Comparative analysis of static and dynamic probabilistic risk assessment

This study examines three different methodologies for producing loss-of-mission (LOM) and loss-of-crew (LOC) risks estimates for probabilistic risk assessments (PRA) of crewed spacecraft. The three bottom-up, component-based PRA approaches examined are a traditional static fault tree, a dynamic Monte Carlo simulation, and a fault tree hybrid that incorporates some dynamic elements.

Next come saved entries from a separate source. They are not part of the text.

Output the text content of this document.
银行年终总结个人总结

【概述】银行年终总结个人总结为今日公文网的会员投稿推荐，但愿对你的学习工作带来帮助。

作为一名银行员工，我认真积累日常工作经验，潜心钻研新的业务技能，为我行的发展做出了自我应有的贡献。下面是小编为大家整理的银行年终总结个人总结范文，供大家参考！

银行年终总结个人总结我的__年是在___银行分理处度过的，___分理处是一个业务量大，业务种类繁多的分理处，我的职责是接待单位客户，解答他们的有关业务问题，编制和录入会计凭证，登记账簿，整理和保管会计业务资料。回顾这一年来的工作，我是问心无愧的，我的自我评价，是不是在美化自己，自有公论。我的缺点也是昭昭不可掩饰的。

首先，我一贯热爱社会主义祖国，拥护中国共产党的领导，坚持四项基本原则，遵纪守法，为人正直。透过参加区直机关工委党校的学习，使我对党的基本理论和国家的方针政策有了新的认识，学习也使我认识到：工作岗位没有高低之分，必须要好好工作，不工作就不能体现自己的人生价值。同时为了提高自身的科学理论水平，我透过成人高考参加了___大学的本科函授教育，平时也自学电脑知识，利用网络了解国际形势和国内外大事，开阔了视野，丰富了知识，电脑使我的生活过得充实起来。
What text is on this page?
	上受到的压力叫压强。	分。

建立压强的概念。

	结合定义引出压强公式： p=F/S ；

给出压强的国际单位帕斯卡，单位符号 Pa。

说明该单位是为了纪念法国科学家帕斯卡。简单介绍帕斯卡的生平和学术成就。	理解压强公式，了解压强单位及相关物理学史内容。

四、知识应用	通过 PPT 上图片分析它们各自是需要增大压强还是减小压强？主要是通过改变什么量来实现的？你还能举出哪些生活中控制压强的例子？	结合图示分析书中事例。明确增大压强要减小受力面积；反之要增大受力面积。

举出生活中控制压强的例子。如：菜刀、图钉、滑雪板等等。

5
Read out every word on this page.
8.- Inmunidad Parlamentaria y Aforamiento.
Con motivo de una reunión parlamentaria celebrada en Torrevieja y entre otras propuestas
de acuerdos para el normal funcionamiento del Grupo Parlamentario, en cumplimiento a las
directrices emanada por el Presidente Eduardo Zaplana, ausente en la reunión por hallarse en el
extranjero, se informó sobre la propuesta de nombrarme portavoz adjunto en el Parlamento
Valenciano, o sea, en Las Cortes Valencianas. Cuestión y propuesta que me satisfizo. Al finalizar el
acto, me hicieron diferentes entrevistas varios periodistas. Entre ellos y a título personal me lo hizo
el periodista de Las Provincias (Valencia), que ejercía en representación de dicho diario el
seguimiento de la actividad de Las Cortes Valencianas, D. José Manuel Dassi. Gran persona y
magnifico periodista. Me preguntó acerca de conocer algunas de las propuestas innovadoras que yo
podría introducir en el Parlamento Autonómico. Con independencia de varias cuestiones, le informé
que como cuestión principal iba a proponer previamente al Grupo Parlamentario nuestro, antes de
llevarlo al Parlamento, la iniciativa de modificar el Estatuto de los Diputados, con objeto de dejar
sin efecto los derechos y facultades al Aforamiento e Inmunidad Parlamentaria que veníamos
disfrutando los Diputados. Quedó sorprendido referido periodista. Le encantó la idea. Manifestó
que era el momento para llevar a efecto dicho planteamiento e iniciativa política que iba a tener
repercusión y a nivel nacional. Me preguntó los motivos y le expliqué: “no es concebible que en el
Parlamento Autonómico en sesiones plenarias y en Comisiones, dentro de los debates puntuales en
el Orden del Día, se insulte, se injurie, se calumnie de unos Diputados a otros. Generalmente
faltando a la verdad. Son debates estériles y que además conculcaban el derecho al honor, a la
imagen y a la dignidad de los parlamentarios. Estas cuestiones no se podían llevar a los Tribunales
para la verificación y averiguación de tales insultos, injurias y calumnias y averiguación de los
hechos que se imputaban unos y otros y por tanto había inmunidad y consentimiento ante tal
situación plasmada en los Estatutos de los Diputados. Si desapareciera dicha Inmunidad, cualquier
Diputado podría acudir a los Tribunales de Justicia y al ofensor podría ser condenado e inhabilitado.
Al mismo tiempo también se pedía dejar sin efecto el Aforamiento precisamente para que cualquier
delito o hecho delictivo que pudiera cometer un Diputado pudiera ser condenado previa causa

These approaches were used to model the reaction control system thruster pod of a generic crewed spacecraft and mission, and a comparative analysis of the methods is presented. The methodologies are assessed in terms of the process of modeling a system, the actionable information produced for the design team, and the overall fidelity of the quantitative risk evaluation generated. The system modeling process is compared in terms of the effort required to generate the initial model, update the model in response to design changes, and support mass-versus-risk trade studies. The results are compared by examining the top-level LOM/LOC estimates and the relative risk driver rankings at the failure mode level. The fidelity of each modeling methodology is discussed in terms of its capability to handle real-world system dynamics such as cold-sparing, changes in mission operations due to loss of redundancy, and common cause failure modes. The paper also discusses the applicability of each methodology to different phases of system development and shows that a single methodology may not be suitable for all of the many purposes of a spacecraft PRA. The fault tree hybrid approach is shown to be best suited to the needs of early assessments during conceptual design phases. As the design beg ins to mature, the level of detail represented in the risk model must go beyond redundancy and nominal mission operations to include dynamic, time- and state-dependent system responses as well as diverse system capabilities. This is best accomplished using the dynamic simulation approach, since these phenomena are not easily captured by static methods. Ultimately, once the design has been finalized and the goal of the PRA is to provide design validation and requirement verification, more traditional, static fault tree approaches may become as appropriate as the simulation method.